What happens when a criminal and a judicial system both grow up?

Netflix doc Murder to Mercy: The Cyntoia Brown Story follows both through 15 years, writes Chris Knight

Cyntoia Brown with a member of her legal team in 2017.Netflix

Documentary filmmaker Daniel H. Birman had directed just one feature, about “Miracle on the Hudson” pilot Chesley Sullenberger, when he decided to tell the story of convicted murderer Cyntoia Brown.

The result was Me Facing Life: Cyntoia’s Story, which aired on PBS’s Independent Lens in 2011. At the time, Brown was 23 years old and had been incarcerated since 2004, after she shot and killed 43-year-old Johnny Allen. He had picked her up and paid her for sex. She was 16 when the crime occurred, but was tried as an adult in Tennessee.
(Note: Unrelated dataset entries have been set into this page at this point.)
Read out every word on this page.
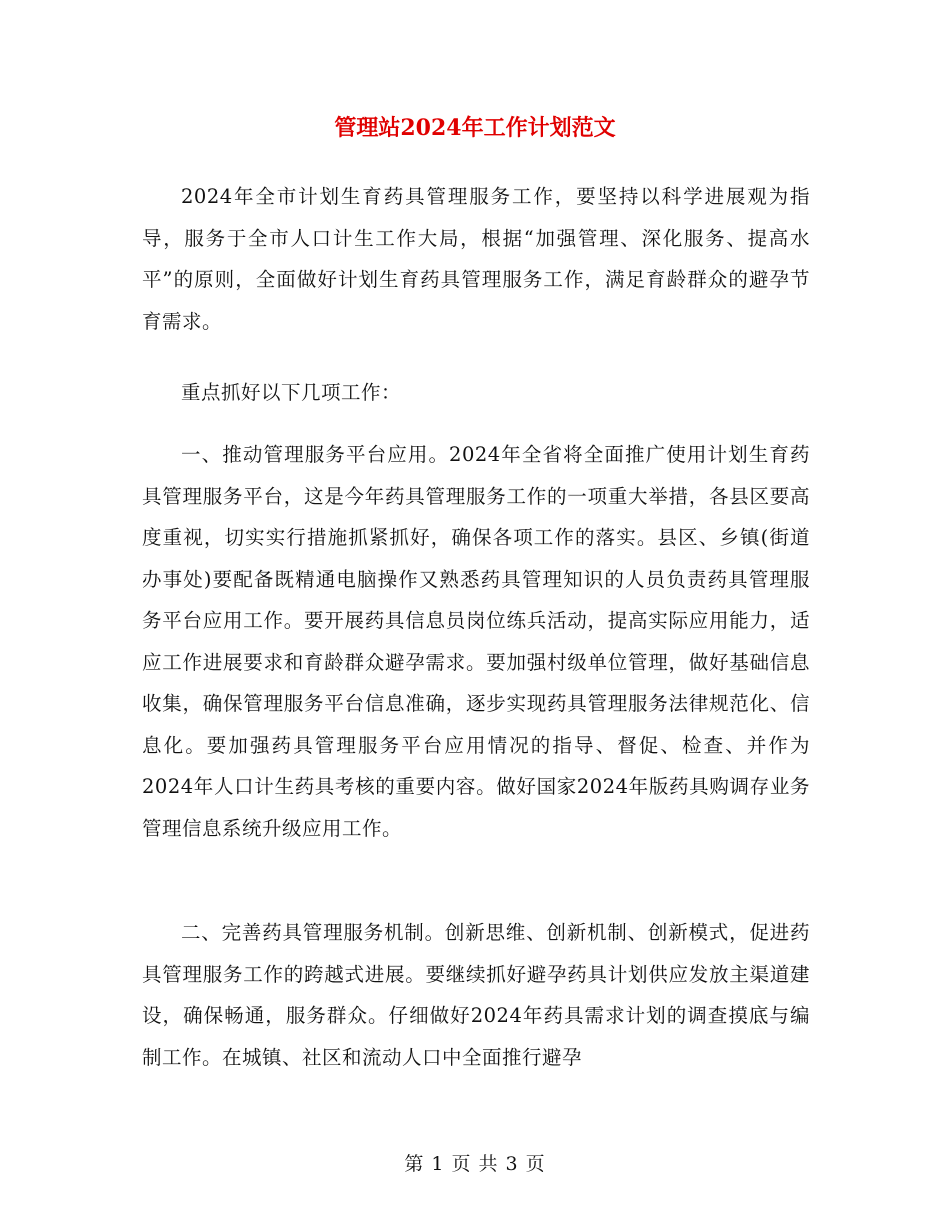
管理站2024年工作计划范文

2024年全市计划生育药具管理服务工作，要坚持以科学进展观为指导，服务于全市人口计生工作大局，根据“加强管理、深化服务、提高水平”的原则，全面做好计划生育药具管理服务工作，满足育龄群众的避孕节育需求。

重点抓好以下几项工作：

一、推动管理服务平台应用。2024年全省将全面推广使用计划生育药具管理服务平台，这是今年药具管理服务工作的一项重大举措，各县区要高度重视，切实实行措施抓紧抓好，确保各项工作的落实。县区、乡镇(街道办事处)要配备既精通电脑操作又熟悉药具管理知识的人员负责药具管理服务平台应用工作。要开展药具信息员岗位练兵活动，提高实际应用能力，适应工作进展要求和育龄群众避孕需求。要加强村级单位管理，做好基础信息收集，确保管理服务平台信息准确，逐步实现药具管理服务法律规范化、信息化。要加强药具管理服务平台应用情况的指导、督促、检查、并作为2024年人口计生药具考核的重要内容。做好国家2024年版药具购调存业务管理信息系统升级应用工作。

二、完善药具管理服务机制。创新思维、创新机制、创新模式，促进药具管理服务工作的跨越式进展。要继续抓好避孕药具计划供应发放主渠道建设，确保畅通，服务群众。仔细做好2024年药具需求计划的调查摸底与编制工作。在城镇、社区和流动人口中全面推行避孕

第 1 页 共 3 页
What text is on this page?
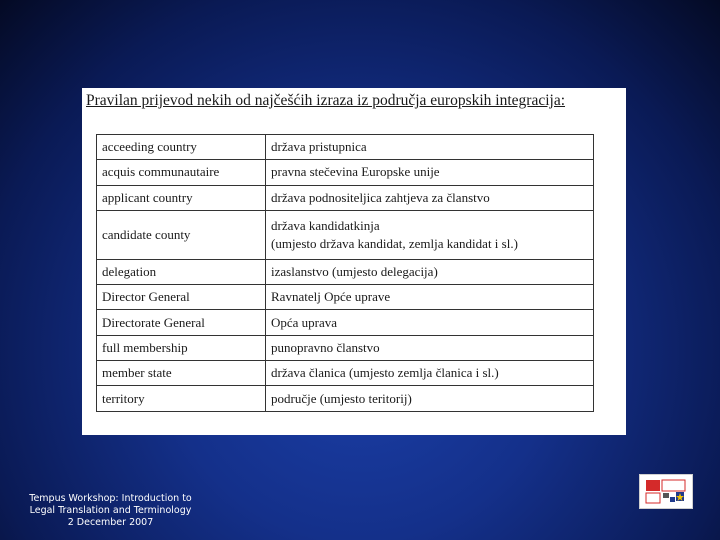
Pravilan prijevod nekih od najčešćih izraza iz područja europskih integracija:
acceeding country	država pristupnica
acquis communautaire	pravna stečevina Europske unije
applicant country	država podnositeljica zahtjeva za članstvo
candidate county	država kandidatkinja
(umjesto država kandidat, zemlja kandidat i sl.)

delegation	izaslanstvo (umjesto delegacija)
Director General	Ravnatelj Opće uprave
Directorate General	Opća uprava
full membership	punopravno članstvo
member state	država članica (umjesto zemlja članica i sl.)
territory	područje (umjesto teritorij)
Tempus Workshop: Introduction to
Legal Translation and Terminology
2 December 2007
Clearly, Birman never forgot the case. His newest feature, Murder to Mercy: The Cyntoia Brown Story, takes Netflix viewers from the murder on Aug. 6, 2004, through the trial, various appeals, and a last-ditch plea for clemency from outgoing Governor Bill Haslam.

If you’re aware from news accounts of how it all ends, then the film’s slightly tweaked sense of suspense and slow-piano accompaniment will be wasted on you. But regardless, this is a fascinating look at how a criminal and a legal system can change over the course of 15 years.

Much about a personality can be shaped in editing – just watch Tiger King – but there’s no denying the fact that Brown is no longer the same person

On the latter count, Tennessee’s judicial system would no longer treat a 16-year-old the way it did Brown in 2004. Among other things, she would no longer be classified as a prostitute at that age, but rather as a victim of sexual predators. And lawyers admit that fetal alcohol syndrome, a mitigating factor brought forward at an appeal hearing in 2012, was not something they considered when the case originally went to trial.

Perhaps less surprising is the fact that Brown grew up. The 16-year-old in early footage of her incarceration is angry, confused and, in her own words, “old, tired, weary.” A psychological assessment involved her looking at simple, ambivalent pictures and making up stories about them; hers are violent and without resolution.

But as the years pass, she becomes a thoughtful and intelligent woman. She earned her GED in prison and then went on to earn two degrees from Lipscomb University. Much about a personality can be shaped in editing – just watch Tiger King – but there’s no denying the fact that Brown is no longer the same person as she was in 2004.

That said, Bermin’s portrayal is remarkably one-sided. The only time we hear from anyone on the murdered man’s side is a brief impact statement in that final clemency hearing. Prosecutors and the police are shown in the most unflattering light.

Interestingly, one of the original prosecutors later met Brown in a class he taught in the prison, and was so struck by her maturity that he spoke in her favour at the final hearing. So while I’m not suggesting that Bermin is trying to pull one over on us, he might have offered a little more balance in the picture.

By 2017, Brown’s case had become a literal cause célèbre, with the likes of Rihanna and Kim Kardashian tweeting for her to be released. By the end of the film, she scarcely needs Birman’s well-meaning, one-sided support any more.

Murder to Mercy is available April 29 on Netflix.